Does any undirected graph admits a doubly stochastic matrix

graph theorymatrices

Given an undirected graph, can we always find a way to assign weights to every edge so that the adjacent matrix is double stochastic matrix?

(edit: We allow the matrix has positive element on (i,i), so strictly speaking, it is not an adjacent matrix)

The background is about distributed optimization. We can see each node as a computer, and they want to exchange information(like gradients or parameters) via edges in the connected graph to solve an optimization problem, for example, a machine learning problem. So, there is a weight matrix W, whose (i,j) element is the weight of information sent from node i to node j. Because node i can use its own information, so diagonal elements of W should be positive. The question is can we always find a doubly stochastic matrix W.

Best Answer

The answer is no. For example, consider the path of length $3$, which has adjacency matrix $$ A = \pmatrix{0&1&0\\ 1&0&1\\ 0&1&0}. $$ In order for the first row to have a sum of $1$, the edge $(1,2)$ must have weight $1$. However, in order for the second row to have a sum of $1$ (and for the edge $(2,3)$ to have a non-zero weight), the edge $(1,2)$ must have weight less than $1$.
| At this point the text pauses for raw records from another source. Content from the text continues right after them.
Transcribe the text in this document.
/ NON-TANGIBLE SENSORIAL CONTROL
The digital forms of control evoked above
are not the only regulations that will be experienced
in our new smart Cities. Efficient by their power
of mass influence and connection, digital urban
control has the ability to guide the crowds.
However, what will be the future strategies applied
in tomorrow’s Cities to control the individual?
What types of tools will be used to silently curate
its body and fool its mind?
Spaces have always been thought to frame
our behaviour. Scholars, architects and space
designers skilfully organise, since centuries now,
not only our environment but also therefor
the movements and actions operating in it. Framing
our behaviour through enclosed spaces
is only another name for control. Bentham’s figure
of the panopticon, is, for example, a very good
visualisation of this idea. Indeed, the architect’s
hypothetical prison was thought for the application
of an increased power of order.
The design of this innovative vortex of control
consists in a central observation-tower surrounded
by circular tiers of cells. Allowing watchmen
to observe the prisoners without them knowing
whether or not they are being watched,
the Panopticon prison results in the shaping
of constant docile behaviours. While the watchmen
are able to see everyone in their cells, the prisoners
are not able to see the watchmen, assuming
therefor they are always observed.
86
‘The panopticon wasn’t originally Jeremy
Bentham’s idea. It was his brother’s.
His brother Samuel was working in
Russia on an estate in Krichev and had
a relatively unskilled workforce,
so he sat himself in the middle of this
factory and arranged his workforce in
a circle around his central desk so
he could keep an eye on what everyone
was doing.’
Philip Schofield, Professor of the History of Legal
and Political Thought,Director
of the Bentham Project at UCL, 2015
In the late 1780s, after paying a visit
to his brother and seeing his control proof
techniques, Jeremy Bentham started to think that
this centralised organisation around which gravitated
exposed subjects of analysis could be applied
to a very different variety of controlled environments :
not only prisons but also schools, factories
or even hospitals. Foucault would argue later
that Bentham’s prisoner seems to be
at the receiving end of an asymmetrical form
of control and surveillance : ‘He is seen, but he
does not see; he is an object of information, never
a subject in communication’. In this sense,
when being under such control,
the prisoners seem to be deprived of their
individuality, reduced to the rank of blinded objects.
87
That said, if we can give distinct weights to the edge in each direction, then we can at least produce a row-stochastic matrix in the form of the transition matrix corresponding to a simple random walk over the graph. In particular, this means that the (directed) edge $i \to j$ is given the weight $\frac 1{i}$. For the path of length $3$, this gives us the matrix $$ P = \pmatrix{0&1&0\\1/2&0&1/2\\0&1&0}. $$


For the question as I now understand it, the answer is yes. It suffices to assign weights as follows:

Let $d$ denote the degree of the graph (i.e. the maximal vertex degree). Let $d_i$ denote the degree of vertex $i$. It suffices to assign the weight $\frac 1{d}$ to all off-diagonal entries (i.e. to all non-loop edges) and weight $\frac{d-d_i}{d}$ to the $i$th diagonal entry (i.e. the loop on the $i$th vertex).

That is, let $D$ denote the degree matrix, the diagonal matrix whose $i$th diagonal entry is the degree of the $i$th vertex. Then the matrix $ \frac 1d [dI + A - D] $ is doubly stochastic.

We could also write this as $\frac 1d[dI - L]$, where $L$ denotes the graph Laplacian.